Gentaro hanya terkekeh, kemudian mengambil novel yang (Name) ambil sebelumnya, membuka bungkus plastik novel tersebut dan membuka lembaran pertama. Gentaro mengeluarkan pulpen dari dalam saku bajunya. Setelah itu Gentaro menandatangani buku tersebut, lalu memberikannya pada (Name).
"Eh?" (Name) berkedip beberapa kali, kemudian menatap Gentaro dengan heran.
"Anggap saja itu salam pertemanan denganku, aku akan membayar bukunya," ucap Gentaro mengambil tangan (Name) dan menulis sesuatu di telapak tangan perempuan itu—sedikit ekspresi (Name) berubah karena sensasi geli di telapak tangannya, "dan ini—aku harap bisa mendengarkan pendapat (Name)-san mengenai karya-karyaku."
Iris (Name) melebar saat melihat kontak Gentaro tertulis di telapak tangannya.

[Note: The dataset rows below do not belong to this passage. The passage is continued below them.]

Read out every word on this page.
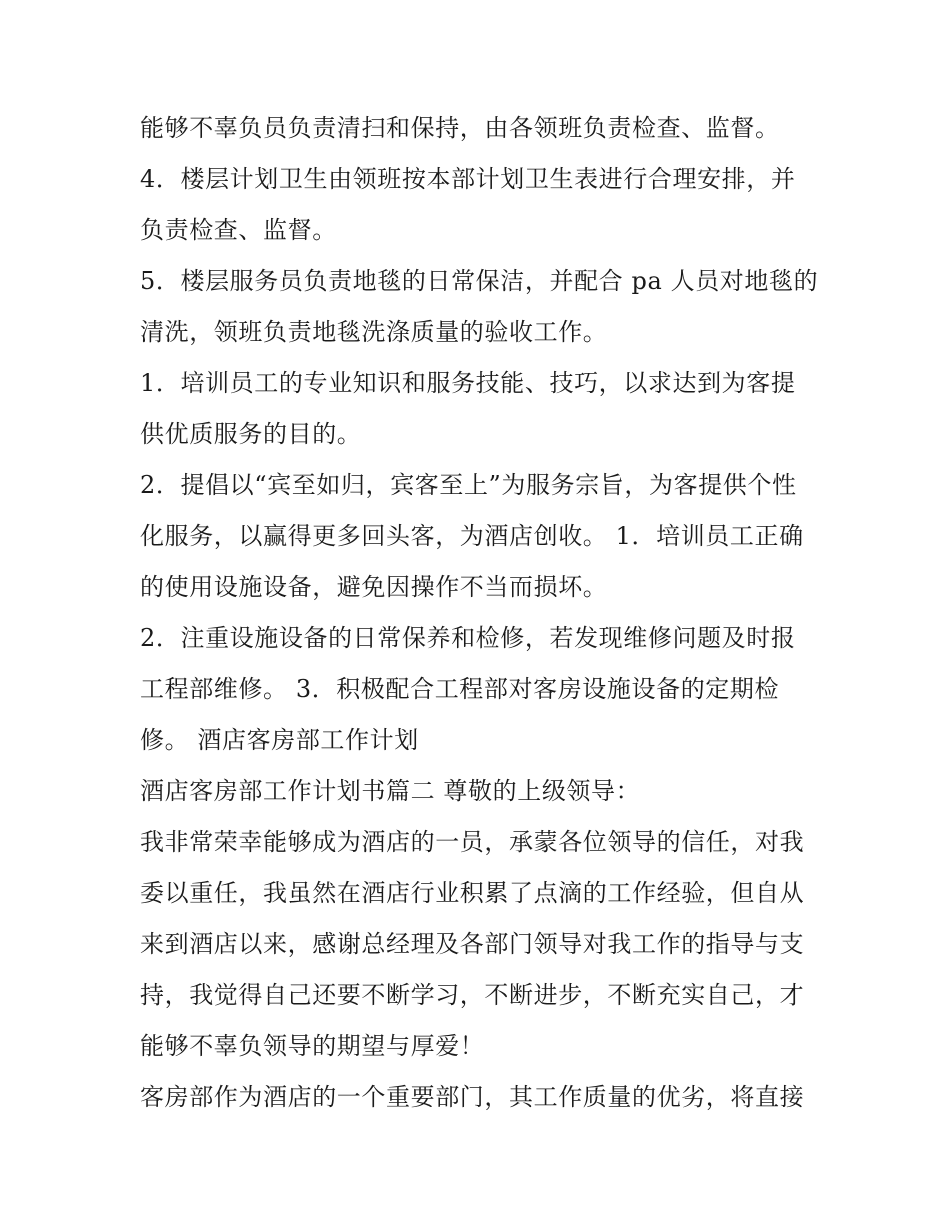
能够不辜负员负责清扫和保持，由各领班负责检查、监督。
4．楼层计划卫生由领班按本部计划卫生表进行合理安排，并
负责检查、监督。
5．楼层服务员负责地毯的日常保洁，并配合 pa 人员对地毯的
清洗，领班负责地毯洗涤质量的验收工作。
1．培训员工的专业知识和服务技能、技巧，以求达到为客提
供优质服务的目的。
2．提倡以“宾至如归，宾客至上”为服务宗旨，为客提供个性
化服务，以赢得更多回头客，为酒店创收。 1．培训员工正确
的使用设施设备，避免因操作不当而损坏。
2．注重设施设备的日常保养和检修，若发现维修问题及时报
工程部维修。 3．积极配合工程部对客房设施设备的定期检
修。 酒店客房部工作计划
酒店客房部工作计划书篇二 尊敬的上级领导：
我非常荣幸能够成为酒店的一员，承蒙各位领导的信任，对我
委以重任，我虽然在酒店行业积累了点滴的工作经验，但自从
来到酒店以来，感谢总经理及各部门领导对我工作的指导与支
持，我觉得自己还要不断学习，不断进步，不断充实自己，才
能够不辜负领导的期望与厚爱！
客房部作为酒店的一个重要部门，其工作质量的优劣，将直接
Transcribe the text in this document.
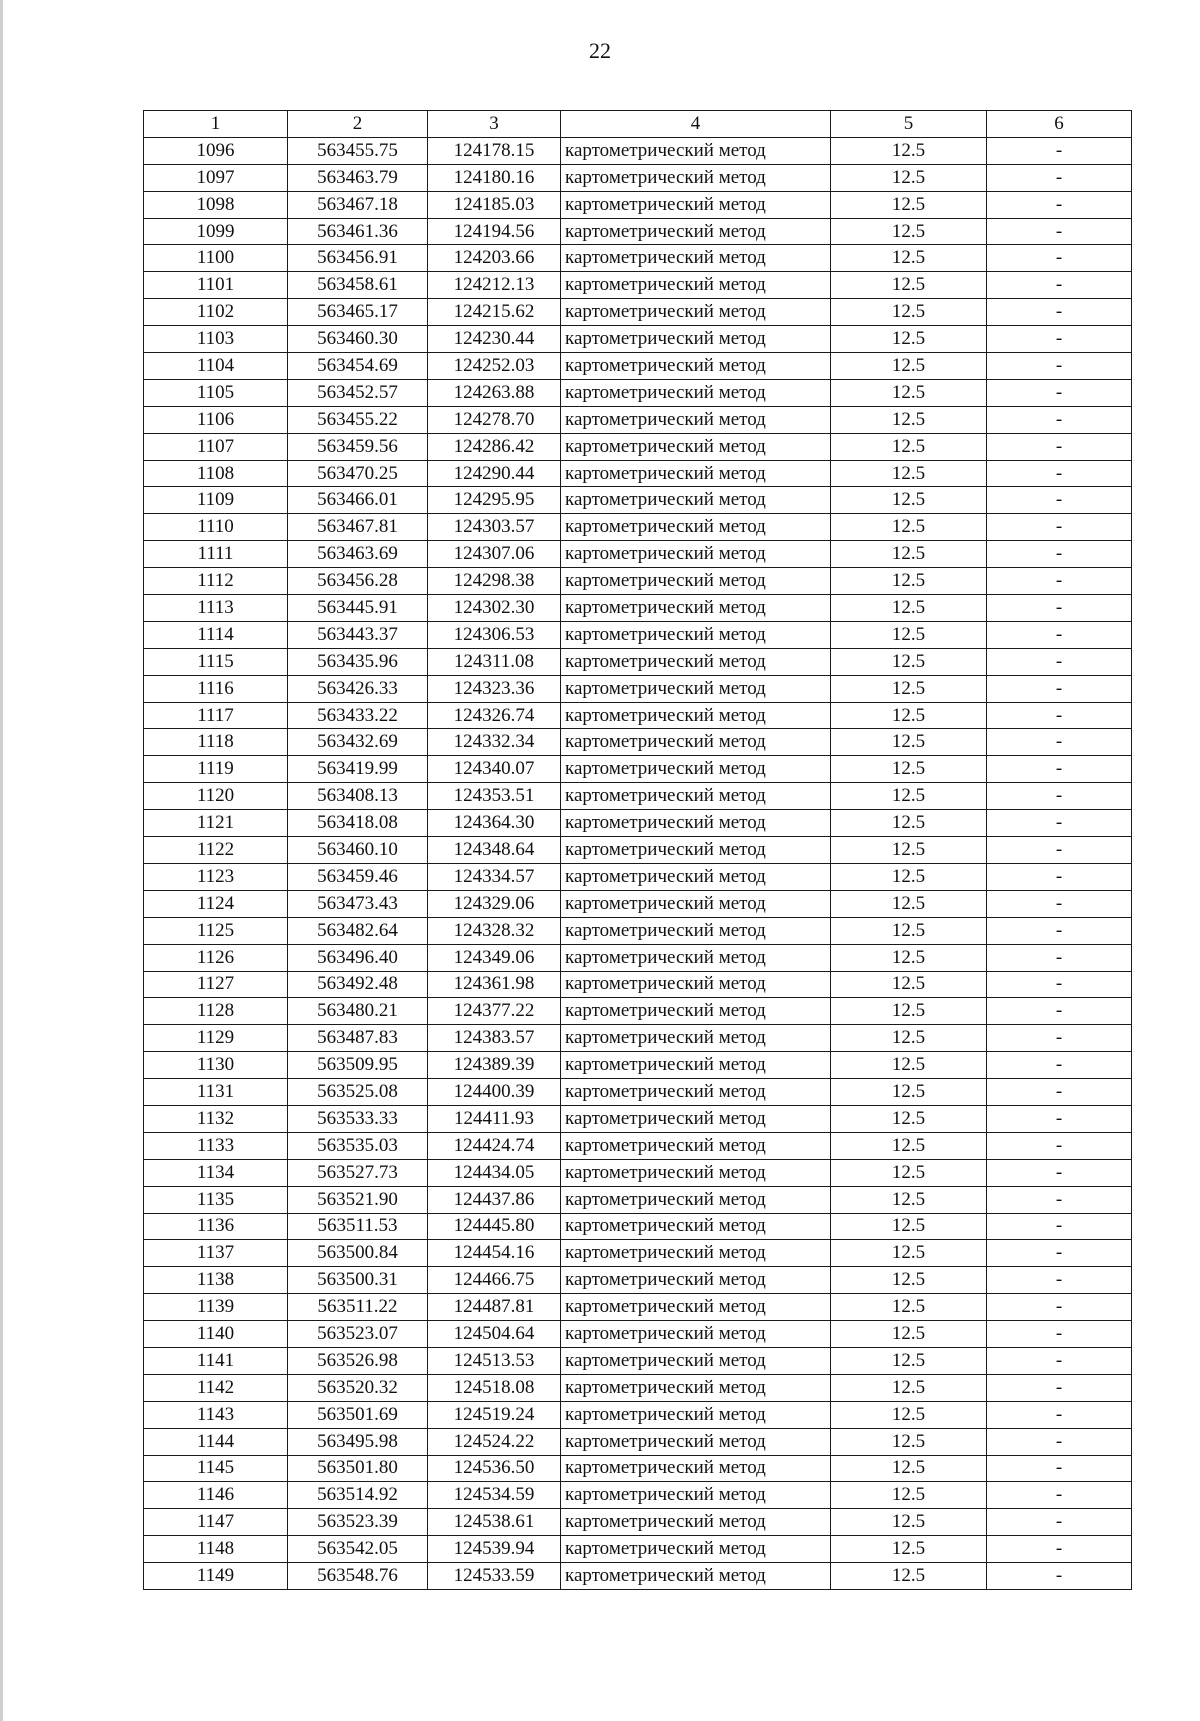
22
1	2	3	4	5	6
1096	563455.75	124178.15	картометрический метод	12.5	-
1097	563463.79	124180.16	картометрический метод	12.5	-
1098	563467.18	124185.03	картометрический метод	12.5	-
1099	563461.36	124194.56	картометрический метод	12.5	-
1100	563456.91	124203.66	картометрический метод	12.5	-
1101	563458.61	124212.13	картометрический метод	12.5	-
1102	563465.17	124215.62	картометрический метод	12.5	-
1103	563460.30	124230.44	картометрический метод	12.5	-
1104	563454.69	124252.03	картометрический метод	12.5	-
1105	563452.57	124263.88	картометрический метод	12.5	-
1106	563455.22	124278.70	картометрический метод	12.5	-
1107	563459.56	124286.42	картометрический метод	12.5	-
1108	563470.25	124290.44	картометрический метод	12.5	-
1109	563466.01	124295.95	картометрический метод	12.5	-
1110	563467.81	124303.57	картометрический метод	12.5	-
1111	563463.69	124307.06	картометрический метод	12.5	-
1112	563456.28	124298.38	картометрический метод	12.5	-
1113	563445.91	124302.30	картометрический метод	12.5	-
1114	563443.37	124306.53	картометрический метод	12.5	-
1115	563435.96	124311.08	картометрический метод	12.5	-
1116	563426.33	124323.36	картометрический метод	12.5	-
1117	563433.22	124326.74	картометрический метод	12.5	-
1118	563432.69	124332.34	картометрический метод	12.5	-
1119	563419.99	124340.07	картометрический метод	12.5	-
1120	563408.13	124353.51	картометрический метод	12.5	-
1121	563418.08	124364.30	картометрический метод	12.5	-
1122	563460.10	124348.64	картометрический метод	12.5	-
1123	563459.46	124334.57	картометрический метод	12.5	-
1124	563473.43	124329.06	картометрический метод	12.5	-
1125	563482.64	124328.32	картометрический метод	12.5	-
1126	563496.40	124349.06	картометрический метод	12.5	-
1127	563492.48	124361.98	картометрический метод	12.5	-
1128	563480.21	124377.22	картометрический метод	12.5	-
1129	563487.83	124383.57	картометрический метод	12.5	-
1130	563509.95	124389.39	картометрический метод	12.5	-
1131	563525.08	124400.39	картометрический метод	12.5	-
1132	563533.33	124411.93	картометрический метод	12.5	-
1133	563535.03	124424.74	картометрический метод	12.5	-
1134	563527.73	124434.05	картометрический метод	12.5	-
1135	563521.90	124437.86	картометрический метод	12.5	-
1136	563511.53	124445.80	картометрический метод	12.5	-
1137	563500.84	124454.16	картометрический метод	12.5	-
1138	563500.31	124466.75	картометрический метод	12.5	-
1139	563511.22	124487.81	картометрический метод	12.5	-
1140	563523.07	124504.64	картометрический метод	12.5	-
1141	563526.98	124513.53	картометрический метод	12.5	-
1142	563520.32	124518.08	картометрический метод	12.5	-
1143	563501.69	124519.24	картометрический метод	12.5	-
1144	563495.98	124524.22	картометрический метод	12.5	-
1145	563501.80	124536.50	картометрический метод	12.5	-
1146	563514.92	124534.59	картометрический метод	12.5	-
1147	563523.39	124538.61	картометрический метод	12.5	-
1148	563542.05	124539.94	картометрический метод	12.5	-
1149	563548.76	124533.59	картометрический метод	12.5	-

Saat (Name) mengangkat kepalanya, Gentaro sudah tidak berada di depannya—mungkin sedang membayar buku yang barusan dia tanda tangani.
'K-k-k-kontaknya Yumeno Gentaro,' batin (Name) dengan matanya yang membentuk spiral, 'astaga aku meninggalkan handphone-ku di dalam mobil—ah, jangan sampai tanganku berkeringat, nanti nomornya hilang—tunggu, aku harus berterima kasih pada Gentaro terlebih dahulu.'
Namun (Name) tidak sadar bahwa disaat dirinya sedang bingung, Gentaro sudah selesai membayar novel yang dia berikan, dan sempat menertawai (Name).
(Name) sendiri hanya bisa menghela napas kecewa saat tidak menemukan sosok Gentaro di dalam toko buku, dan kembali ke dalam mobil untuk menyimpan kontak Gentaro. Setelah menyimpan kontak sang penulis, tiba-tiba sebuah pesan masuk, membuat (Name) mengangkat sebelah alis dengan heran.
"Dice? Ada apa dia mengirimiku pesan?"